Location: Forage Seed and Cereal Research
Project Number: 2072-22000-038-000-D
Project Type: In-House Appropriated
Start Date: Apr 30, 2012
End Date: Apr 29, 2017
Objective 1. Discover and test germplasm that has genetic resistance to principal or emerging diseases in forage seed and wheat production. Subobjective 1.A. Develop an approach for evaluation of orchardgrass germplasm for resistance to choke disease. Subobjective 1.B. Identify germplasm of Lolium with resistance to rust diseases. Subobjective 1.C. Identify germplasm and increase seed for wheat and barley lines with resistance to stem rust Ug99. Subobjective 1.D. Identify genomic sequences in Brachypodium associated with non-host resistance to the wheat stem rust pathogen. Objective 2. Develop plant disease modeling tools to protect food supply and implement biosecurity strategies against rusts and other diseases of grass and wheat. Subobjective 2.A. Develop a model for timing of application of fungicides for control of ergot in Kentucky bluegrass. Subobjective 2.B. Determine the role of aphids in infection of orchardgrass by Epichloe typhina. Subobjective 2.C. Implement weather-based epidemiological model for stem rust of perennial ryegrass. Subobjective 2.D. Adapt ryegrass stem rust models to wheat stem rust.

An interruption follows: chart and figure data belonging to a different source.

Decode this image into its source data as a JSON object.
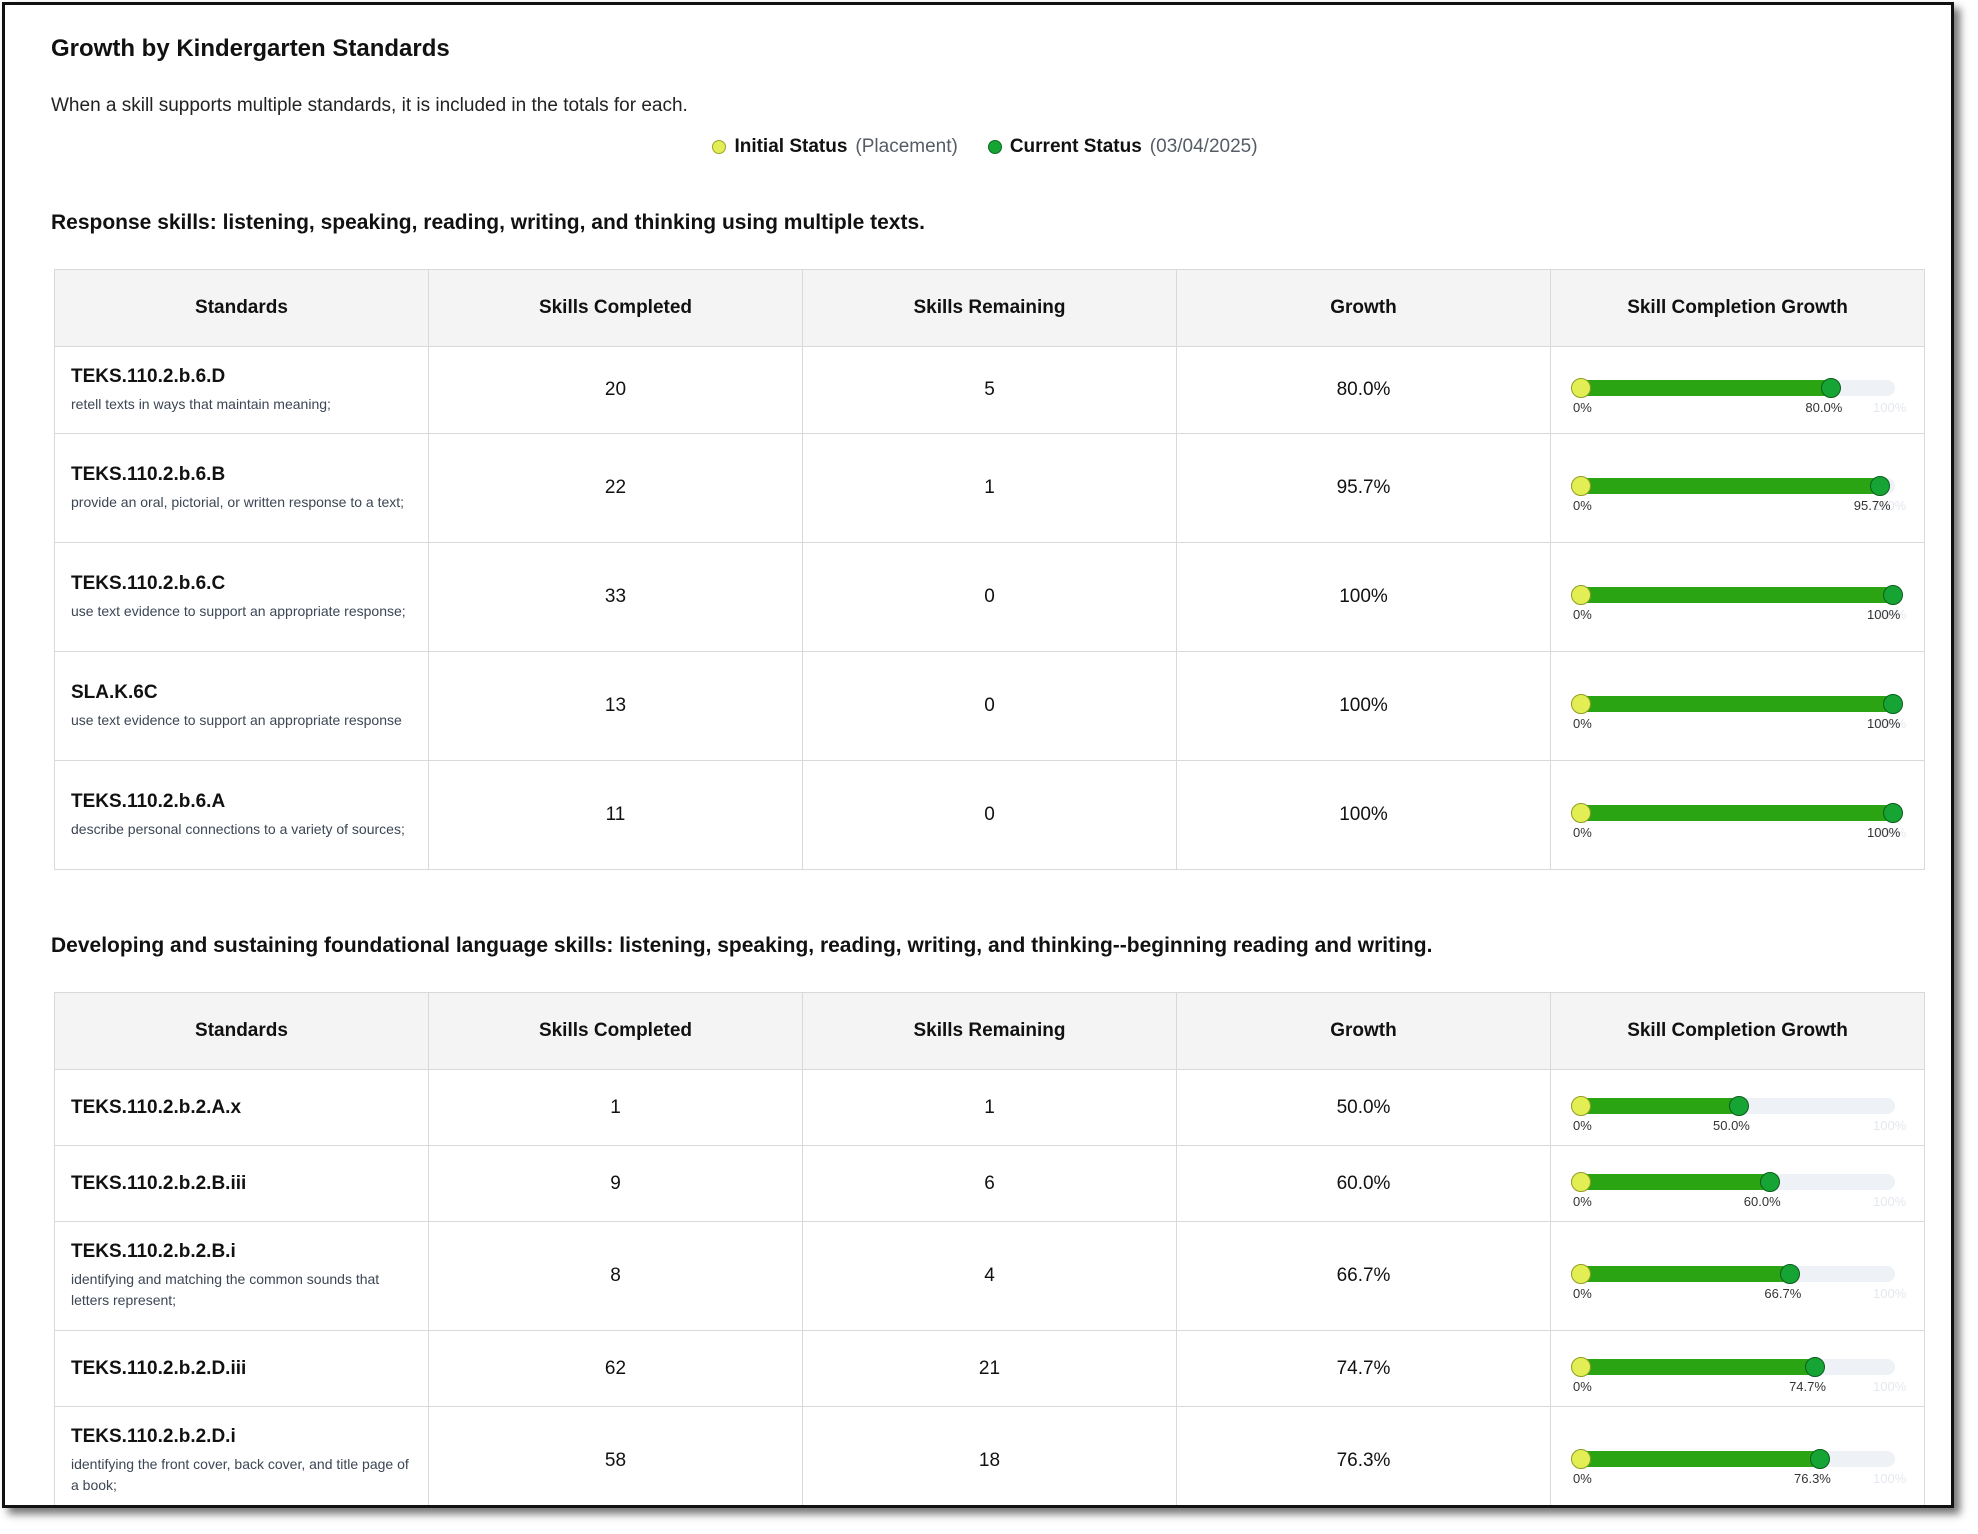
{
  "page": {
    "title": "Growth by Kindergarten Standards",
    "note": "When a skill supports multiple standards, it is included in the totals for each."
  },
  "legend": {
    "initial_label": "Initial Status",
    "initial_sub": "(Placement)",
    "current_label": "Current Status",
    "current_sub": "(03/04/2025)",
    "colors": {
      "initial": "#e2ee54",
      "current": "#16a535",
      "fill": "#2aa412",
      "track": "#eef1f6"
    }
  },
  "columns": [
    "Standards",
    "Skills Completed",
    "Skills Remaining",
    "Growth",
    "Skill Completion Growth"
  ],
  "sections": [
    {
      "title": "Response skills: listening, speaking, reading, writing, and thinking using multiple texts.",
      "rows": [
        {
          "code": "TEKS.110.2.b.6.D",
          "desc": "retell texts in ways that maintain meaning;",
          "completed": "20",
          "remaining": "5",
          "growth": "80.0%",
          "initial": 0,
          "current": 80.0,
          "zero_label": "0%",
          "max_label": "100%"
        },
        {
          "code": "TEKS.110.2.b.6.B",
          "desc": "provide an oral, pictorial, or written response to a text;",
          "completed": "22",
          "remaining": "1",
          "growth": "95.7%",
          "initial": 0,
          "current": 95.7,
          "zero_label": "0%",
          "max_label": "100%"
        },
        {
          "code": "TEKS.110.2.b.6.C",
          "desc": "use text evidence to support an appropriate response;",
          "completed": "33",
          "remaining": "0",
          "growth": "100%",
          "initial": 0,
          "current": 100,
          "zero_label": "0%",
          "max_label": "100%"
        },
        {
          "code": "SLA.K.6C",
          "desc": "use text evidence to support an appropriate response",
          "completed": "13",
          "remaining": "0",
          "growth": "100%",
          "initial": 0,
          "current": 100,
          "zero_label": "0%",
          "max_label": "100%"
        },
        {
          "code": "TEKS.110.2.b.6.A",
          "desc": "describe personal connections to a variety of sources;",
          "completed": "11",
          "remaining": "0",
          "growth": "100%",
          "initial": 0,
          "current": 100,
          "zero_label": "0%",
          "max_label": "100%"
        }
      ]
    },
    {
      "title": "Developing and sustaining foundational language skills: listening, speaking, reading, writing, and thinking--beginning reading and writing.",
      "rows": [
        {
          "code": "TEKS.110.2.b.2.A.x",
          "desc": "",
          "completed": "1",
          "remaining": "1",
          "growth": "50.0%",
          "initial": 0,
          "current": 50.0,
          "zero_label": "0%",
          "max_label": "100%"
        },
        {
          "code": "TEKS.110.2.b.2.B.iii",
          "desc": "",
          "completed": "9",
          "remaining": "6",
          "growth": "60.0%",
          "initial": 0,
          "current": 60.0,
          "zero_label": "0%",
          "max_label": "100%"
        },
        {
          "code": "TEKS.110.2.b.2.B.i",
          "desc": "identifying and matching the common sounds that letters represent;",
          "completed": "8",
          "remaining": "4",
          "growth": "66.7%",
          "initial": 0,
          "current": 66.7,
          "zero_label": "0%",
          "max_label": "100%"
        },
        {
          "code": "TEKS.110.2.b.2.D.iii",
          "desc": "",
          "completed": "62",
          "remaining": "21",
          "growth": "74.7%",
          "initial": 0,
          "current": 74.7,
          "zero_label": "0%",
          "max_label": "100%"
        },
        {
          "code": "TEKS.110.2.b.2.D.i",
          "desc": "identifying the front cover, back cover, and title page of a book;",
          "completed": "58",
          "remaining": "18",
          "growth": "76.3%",
          "initial": 0,
          "current": 76.3,
          "zero_label": "0%",
          "max_label": "100%"
        }
      ]
    }
  ]
}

Genetic resistance to stem rust will be investigated in cereal crops by selection, breeding and field evaluations, and in grasses by genetic mapping, quantitative trait loci analysis and transcriptome analysis. Molecular markers for stem rust resistance in Lolium will be chosen and validated. Genetic sequences associated with initial response of Brachypodium to the stem rust pathogen will be determined. Greenhouse and field experiments will be used to detect genetic resistance to the choke pathogen in grasses, and to determine whether aphids play a role in the infection process for this pathogen. An epidemic model for stem rust in grasses will be validated and expanded to include overwintering phenomena, and the grass stem rust model will be applied to wheat stem rust by experimental determination of critical parameters in greenhouse and field tests. Field experiments will be used to create a predictive model for infection by the ergot pathogen.